Subscribers could not make or receive calls, send or receive SMS, access internet services and most importantly, could not access EcoCash, the mobile money service. Lack of access to EcoCash is most significant because it is the de facto cash in Zimbabwe’s cashless economy.
The telecoms giant has blamed the persistent load shedding by Zimbabwe’s power utility, ZESA. Econet says there was a fault with the generators supporting the network during power outages. Econet says the problem has been solved and connectivity is gradually being restored across the country.
In light of this, Econet’s founder and Zimbabwe’s most decorated entrepreneur, Strive Masiyiwa has commented:
Why I hate corruption!
In about 2007, as Zimbabwe lurched into hyper inflation, and foreign currency disappeared, our local management were faced with a big, big problem:
The cell phone network is one of the biggest single consumer of electricity in the country. Over 10MW distributed nationally.

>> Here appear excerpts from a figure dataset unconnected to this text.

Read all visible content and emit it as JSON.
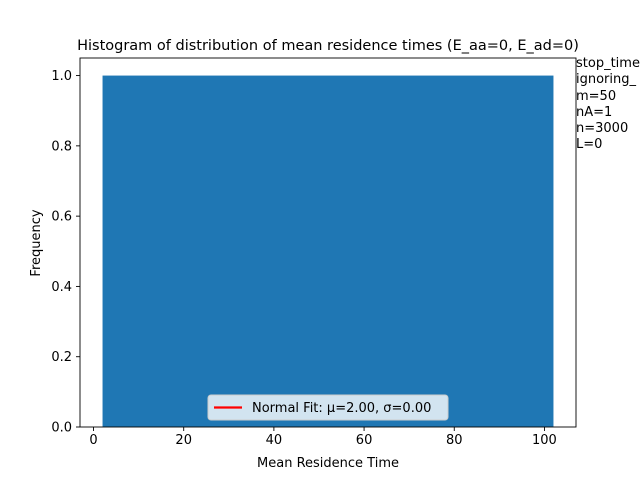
{
  "chart_data": {
    "type": "bar",
    "title": "Histogram of distribution of mean residence times (E_aa=0, E_ad=0)",
    "xlabel": "Mean Residence Time",
    "ylabel": "Frequency",
    "xlim": [
      -3.0,
      107.0
    ],
    "ylim": [
      0.0,
      1.05
    ],
    "xticks": [
      "0",
      "20",
      "40",
      "60",
      "80",
      "100"
    ],
    "yticks": [
      "0.0",
      "0.2",
      "0.4",
      "0.6",
      "0.8",
      "1.0"
    ],
    "bins": [
      {
        "x0": 2.0,
        "x1": 102.0,
        "value": 1.0
      }
    ],
    "bar_color": "#1f77b4",
    "legend": {
      "location": "lower center",
      "entries": [
        {
          "label": "Normal Fit: μ=2.00, σ=0.00",
          "color": "#ff0000"
        }
      ]
    },
    "side_text": [
      "stop_time",
      "ignoring_",
      "m=50",
      "nA=1",
      "n=3000",
      "L=0"
    ]
  }
}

Base stations were collapsing, and service was degrading on a daily basis.
The management travelled to SA to meet the board and discuss an emergency solution:
We brought in experts including many former engineers of the national power company [ZESA] to try and understand what could be done.

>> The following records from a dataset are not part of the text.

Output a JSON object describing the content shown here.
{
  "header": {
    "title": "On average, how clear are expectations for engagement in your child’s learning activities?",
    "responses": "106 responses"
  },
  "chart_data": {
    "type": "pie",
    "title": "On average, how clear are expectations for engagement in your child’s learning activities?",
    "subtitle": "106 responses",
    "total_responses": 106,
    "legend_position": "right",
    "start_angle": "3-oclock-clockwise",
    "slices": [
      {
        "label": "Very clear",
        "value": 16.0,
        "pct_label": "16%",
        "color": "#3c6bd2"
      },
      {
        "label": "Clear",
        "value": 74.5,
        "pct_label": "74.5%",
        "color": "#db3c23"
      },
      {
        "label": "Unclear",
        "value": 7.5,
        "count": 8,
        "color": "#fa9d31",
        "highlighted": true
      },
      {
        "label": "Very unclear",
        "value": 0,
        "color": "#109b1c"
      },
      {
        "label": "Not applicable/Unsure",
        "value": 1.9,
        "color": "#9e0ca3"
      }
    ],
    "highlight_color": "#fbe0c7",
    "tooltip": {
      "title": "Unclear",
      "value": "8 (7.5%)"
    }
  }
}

There is no problem without a solution, if you bring in the right people!
Finally we came up with a plan, and we asked the CEO of Econet Zimbabwe to present it to the management of ZESA:
The plan would have unlocked over $250m in loans guaranteed by us, and over 500MW of power. It would have seen the country able to build new facilities.

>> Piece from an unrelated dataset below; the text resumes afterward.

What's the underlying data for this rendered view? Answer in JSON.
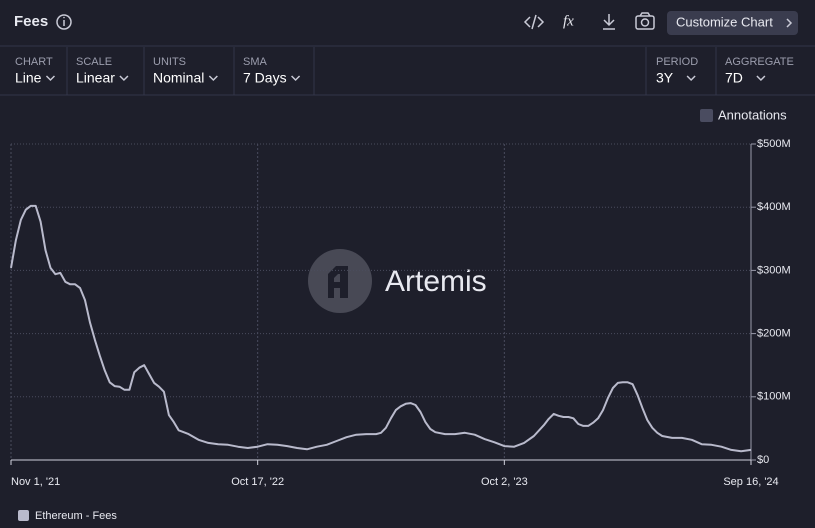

The response from the ZESA management [at the time] was scandalous!
They told us: “since you are not popular with government, they will not listen to you. Let’s form a private company with some of our own executives, and you can lend money to that company secretly!”
One even proposed his brother as a director of such a company!
I was stunned when I heard.
Next we approached the power regulator, and asked for an independent license to produce power. They told us that they had already given licenses to people who had not built, so they could not issue another license, even though they appreciated, we could build!
And guess what?!
The politically connected guys who had licenses were then tipped off, and they came rushing to see us, with the most ludicrous corrupt proposals:
“You provide 100% funding, and give me 51% for free” one demanded.
One guy even flew to SA in a bid to see me personally!
I refused to even see him!
Our board withdrew the efforts, and we just gritted our teeth to weather the storm.
We were forced to shut down large sections of our network.